WEB DISCOVERIES: for teachers, parents & kids
On the news media theme, here are three web links to try:
What a neat feature! This regular column invites students to ask reporters questions about their job. Many of the questions are from high school students but there are plenty from elementary age students, too. This is a great resource for teachers and parents preparing lessons about the media. NOTE: Be sure to visit the Previous Q&A link in the top right corner dozens of interviews.
TVeyes sends you an email alert the moment any keyword is spoken on TV! What a concept! Be sure to choose your keyword carefully so you don’t get too many results! Your notification includes the name of the show, the channel and a transcript to show your word in context. TVeyes is a great example of how TV and computers are merging together.
NOTE: Recommended for advanced computer users. You will need Windows Real Media Player and/or Real Media Player (both free programs).
Do you want to hear a radio broadcast from the Philippines? The latest news in Cambodia? It’s all live and on the web 24 hours a day. Don’t worry, there are plenty of programs in English and some are just music. You may have to hunt around a bit for reliable channels but when you do, a literal world of radio adventure is at your fingertips.
WORDS OF WISDOM: “All the news (quotes) fit to print”
Newspaper reporters, radio DJs and TV correspondents share their opinions with us every day. Well, plenty of folks have opinions about them, too.
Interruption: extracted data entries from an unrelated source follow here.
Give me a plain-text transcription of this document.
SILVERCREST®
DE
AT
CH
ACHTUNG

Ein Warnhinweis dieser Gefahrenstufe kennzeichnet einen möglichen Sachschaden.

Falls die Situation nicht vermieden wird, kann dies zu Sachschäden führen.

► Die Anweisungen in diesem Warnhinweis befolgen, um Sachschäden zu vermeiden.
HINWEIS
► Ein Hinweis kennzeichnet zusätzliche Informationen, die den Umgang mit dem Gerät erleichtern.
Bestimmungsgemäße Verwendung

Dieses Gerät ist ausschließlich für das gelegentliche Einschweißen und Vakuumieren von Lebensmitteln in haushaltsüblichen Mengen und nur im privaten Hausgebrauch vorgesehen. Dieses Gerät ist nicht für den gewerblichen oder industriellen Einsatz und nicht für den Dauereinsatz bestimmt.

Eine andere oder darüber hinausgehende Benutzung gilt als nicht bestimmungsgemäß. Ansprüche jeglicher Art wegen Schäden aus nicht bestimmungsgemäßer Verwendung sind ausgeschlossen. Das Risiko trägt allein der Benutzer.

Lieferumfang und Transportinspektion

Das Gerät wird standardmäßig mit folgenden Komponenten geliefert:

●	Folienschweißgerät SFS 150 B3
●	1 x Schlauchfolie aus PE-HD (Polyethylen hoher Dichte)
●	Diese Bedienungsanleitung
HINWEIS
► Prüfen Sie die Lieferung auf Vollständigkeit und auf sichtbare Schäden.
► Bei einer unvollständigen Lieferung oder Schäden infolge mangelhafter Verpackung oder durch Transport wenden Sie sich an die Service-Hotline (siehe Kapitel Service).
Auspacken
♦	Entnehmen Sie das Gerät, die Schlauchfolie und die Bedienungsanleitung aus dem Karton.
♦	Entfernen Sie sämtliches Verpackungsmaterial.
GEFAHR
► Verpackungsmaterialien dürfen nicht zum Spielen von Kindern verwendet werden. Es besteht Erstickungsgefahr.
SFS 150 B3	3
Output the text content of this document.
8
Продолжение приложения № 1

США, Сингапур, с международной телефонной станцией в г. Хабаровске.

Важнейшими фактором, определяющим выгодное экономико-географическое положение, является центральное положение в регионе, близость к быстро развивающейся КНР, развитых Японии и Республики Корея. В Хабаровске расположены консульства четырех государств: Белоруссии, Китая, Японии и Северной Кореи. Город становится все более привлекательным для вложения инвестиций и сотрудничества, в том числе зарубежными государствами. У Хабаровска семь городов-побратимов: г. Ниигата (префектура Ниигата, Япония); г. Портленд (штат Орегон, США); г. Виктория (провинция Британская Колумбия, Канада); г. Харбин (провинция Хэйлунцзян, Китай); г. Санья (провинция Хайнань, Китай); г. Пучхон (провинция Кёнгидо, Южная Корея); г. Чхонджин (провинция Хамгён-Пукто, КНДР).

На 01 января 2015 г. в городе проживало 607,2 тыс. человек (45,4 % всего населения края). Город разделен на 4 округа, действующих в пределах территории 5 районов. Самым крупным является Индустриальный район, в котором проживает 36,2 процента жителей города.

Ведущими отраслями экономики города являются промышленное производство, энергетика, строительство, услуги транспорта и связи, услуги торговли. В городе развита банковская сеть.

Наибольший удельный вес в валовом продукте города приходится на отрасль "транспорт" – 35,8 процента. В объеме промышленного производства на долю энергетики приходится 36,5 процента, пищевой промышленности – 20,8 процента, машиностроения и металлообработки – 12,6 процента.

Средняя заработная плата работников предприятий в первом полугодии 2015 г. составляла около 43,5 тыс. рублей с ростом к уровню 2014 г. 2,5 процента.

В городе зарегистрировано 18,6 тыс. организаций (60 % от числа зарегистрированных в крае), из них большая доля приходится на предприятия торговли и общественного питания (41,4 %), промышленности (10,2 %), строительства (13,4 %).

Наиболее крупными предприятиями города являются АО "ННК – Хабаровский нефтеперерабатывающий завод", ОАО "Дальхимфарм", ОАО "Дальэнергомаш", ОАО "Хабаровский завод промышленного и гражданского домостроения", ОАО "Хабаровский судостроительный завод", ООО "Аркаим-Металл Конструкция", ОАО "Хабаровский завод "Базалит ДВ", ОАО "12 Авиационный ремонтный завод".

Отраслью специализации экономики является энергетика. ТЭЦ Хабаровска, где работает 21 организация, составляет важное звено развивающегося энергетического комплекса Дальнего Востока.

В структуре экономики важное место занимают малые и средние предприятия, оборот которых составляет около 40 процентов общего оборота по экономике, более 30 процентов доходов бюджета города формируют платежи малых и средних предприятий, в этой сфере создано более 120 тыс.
They’re not always kind (!) but they’re all entertaining. Here are some diverse perspectives on the news and the people who report it.
“Don’t be afraid to make a mistake,
your readers might like it.”
William Randolph Hearst, US newspaper publisher
“Editor: a person employed by a newspaper,
whose business it is to separate the wheat from the chaff,
and to see that the chaff is printed.”
“The man who reads nothing at all is better educated
than the man who reads nothing but newspapers.”
“I do not take a single newspaper, nor read one a month,
and I feel myself infinitely the happier for it.”
“There was a time when the reader of an unexciting newspaper would remark, ‘How dull is the world today!’
Nowadays he says, ‘What a dull newspaper!'”
Daniel Boorstin, The Image
“Oil prices have fallen lately.
We include this news for the benefit of gas stations,
which otherwise wouldn’t learn of it for six months.”
Bill Tammeus, Toronto’s National Newspaper
“Trying to determine what is going on in the world
by reading newspapers
is like trying to tell the time
by watching the second hand of a clock.”
“The conflict between the men who make and the men who report the news is as old as time. In the old days, the reporters or couriers of bad news were often put to the gallows; now they are given the Pulitzer Prize, but the conflict goes on.”
James Reston, US Journalist
“For most folks, no news is good news;
for the press, good news is not news.”